Siamo ancora nella stagione dei diritti e dell’etica, o non siamo già passati definitivamente a quella della barbarie?
di Franco Cimino
Come sempre, ViViPress ospita le riflessioni di Franco Cimino, onorati di poter aggiungere questa autorevole firma tra le proposte ai nostri lettori. Tuttavia, soprattutto nel caso di questo suo profondo e sentito articolo, è utile chiarire cosa pensa ViViPress di questa drammatica vicenda per la quale, sin dall’inizio, abbiamo sostenuto e continuiamo a sostenere il popolo israeliano – il popolo israeliano, non l’attuale governo israeliano – abbiamo sempre sostenuto Israele e abbiamo sempre guardato con affetto a quell’isola di democrazia in un mare di regimi e narrazioni violente, distopiche, centrate sulla distruzione fisica e morale dell’avversario.
Certo, chi vuole bene a Israele ha il dovere di sottolineare il rischio che l’assenza strategica del governo Netanyahu si fonda con l’equiparazione ai regimi che ne vogliono la distruzione o addirittura ai terroristi. Obbligo degli amici è sempre quella di dire la verità – che non può morire a Gaza – ma Israele si salverà affidandosi a quegli anticorpi democratici che un primo ministro senza scrupoli al momento schiaccia sull’altare della propria sopravvivenza.
Ma, per essere realisti e non lasciarsi trascinare da reazioni emotive, una domanda – la principale – bisogna porsela Dov’è lo Stato palestinese che, ad esempio, il presidente francese Macron vorrebbe riconoscere?
La risposta brutale è: non esiste.
Quando nei cortei pro-pal qualcuno urla «from the river to the sea», cioè dal «fiume Giordano al mare», auspicando la cacciata degli israeliani, non sa di che cosa parla.

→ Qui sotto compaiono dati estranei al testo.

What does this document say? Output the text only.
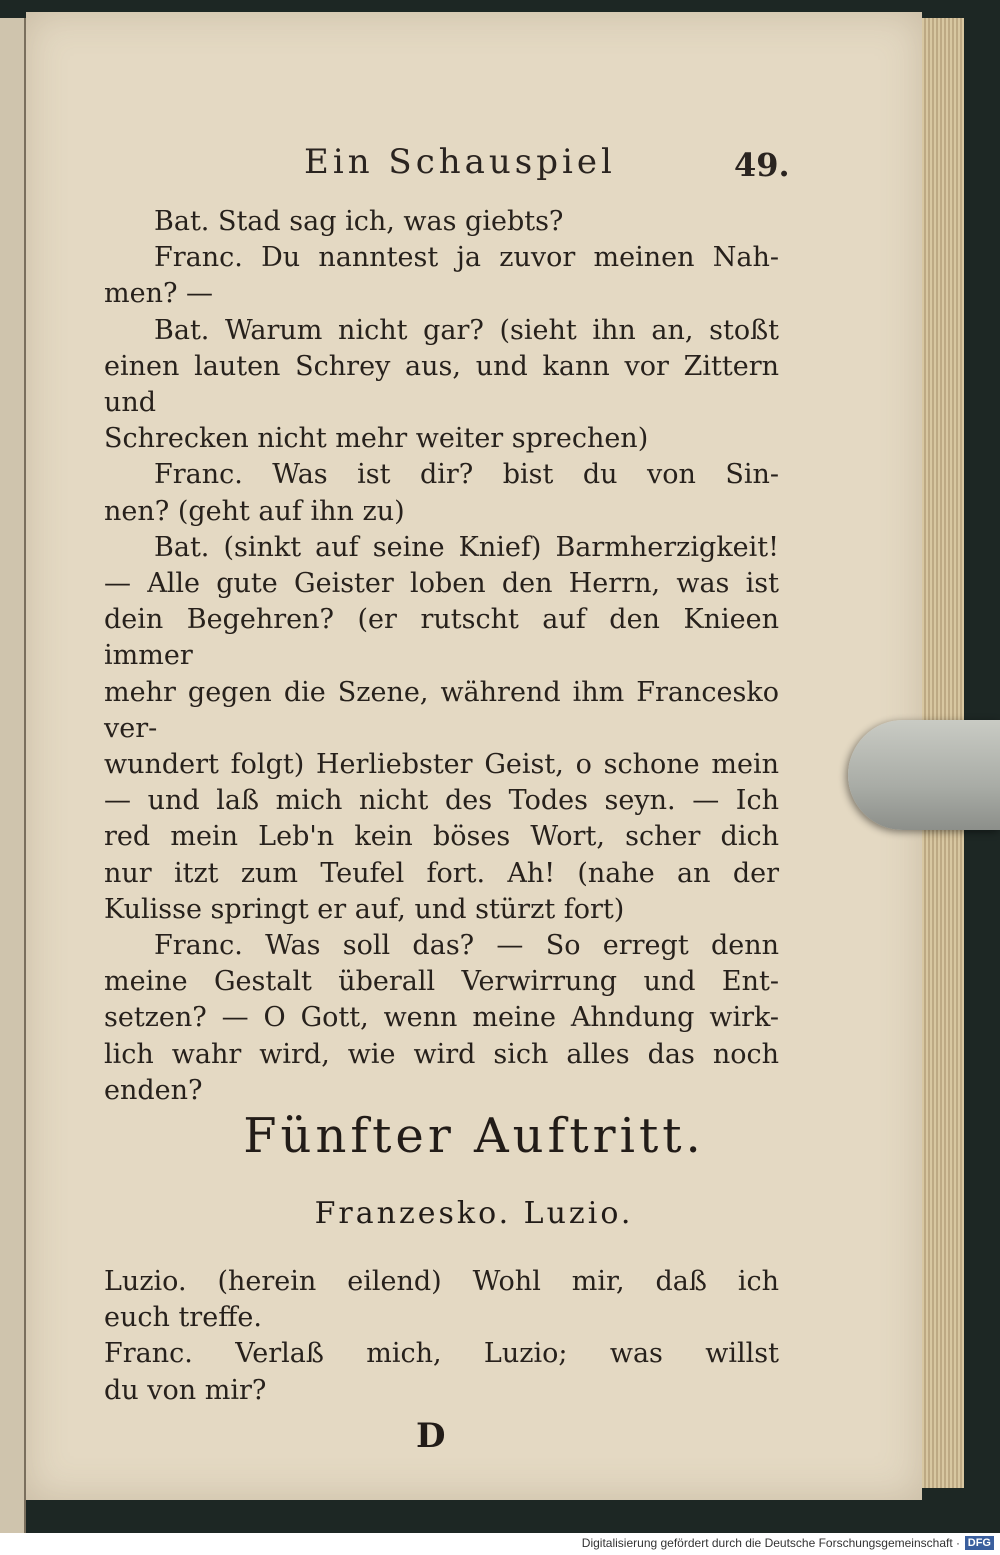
Ein Schauspiel	49.
Bat. Stad sag ich, was giebts?
Franc. Du nanntest ja zuvor meinen Nah-
men? —
Bat. Warum nicht gar? (sieht ihn an, stoßt
einen lauten Schrey aus, und kann vor Zittern und
Schrecken nicht mehr weiter sprechen)
Franc. Was ist dir? bist du von Sin-
nen? (geht auf ihn zu)
Bat. (sinkt auf seine Knief) Barmherzigkeit!
— Alle gute Geister loben den Herrn, was ist
dein Begehren? (er rutscht auf den Knieen immer
mehr gegen die Szene, während ihm Francesko ver-
wundert folgt) Herliebster Geist, o schone mein
— und laß mich nicht des Todes seyn. — Ich
red mein Leb'n kein böses Wort, scher dich
nur itzt zum Teufel fort. Ah! (nahe an der
Kulisse springt er auf, und stürzt fort)
Franc. Was soll das? — So erregt denn
meine Gestalt überall Verwirrung und Ent-
setzen? — O Gott, wenn meine Ahndung wirk-
lich wahr wird, wie wird sich alles das noch
enden?
Fünfter Auftritt.
Franzesko. Luzio.
Luzio. (herein eilend) Wohl mir, daß ich
euch treffe.
Franc. Verlaß mich, Luzio; was willst
du von mir?
D
Digitalisierung gefördert durch die Deutsche Forschungsgemeinschaft · DFG
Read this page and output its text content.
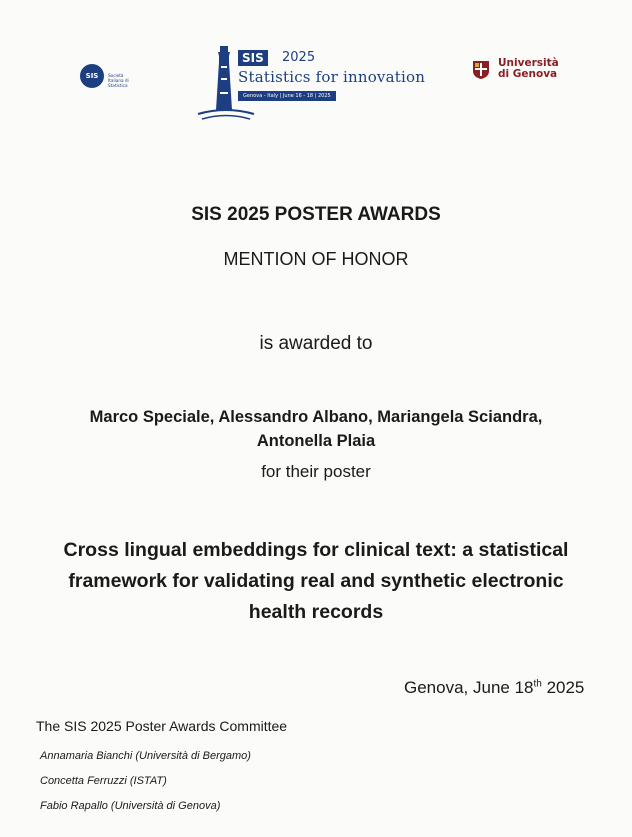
SIS Società
Italiana di
Statistica
SIS	2025
Statistics for innovation
Genova - Italy | June 16 - 18 | 2025
Università
di Genova
SIS 2025 POSTER AWARDS
MENTION OF HONOR
is awarded to
Marco Speciale, Alessandro Albano, Mariangela Sciandra,
Antonella Plaia
for their poster
Cross lingual embeddings for clinical text: a statistical
framework for validating real and synthetic electronic
health records
Genova, June 18th 2025
The SIS 2025 Poster Awards Committee
Annamaria Bianchi (Università di Bergamo)
Concetta Ferruzzi (ISTAT)
Fabio Rapallo (Università di Genova)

Dal Giordano al mare esiste già uno Stato, uno solo ed è quello israeliano. I palestinesi vivono in enclavi che non hanno alcuna somiglianza con una realtà statuale. Non hanno sistema fiscale o libertà di movimento. Non controllano la loro acqua, l’elettricità, Internet. Non votano da 19 anni, perché – purtroppo e a differenza di quanto da sempre accade in Israele – non conoscono, non sanno cos’è la democrazia.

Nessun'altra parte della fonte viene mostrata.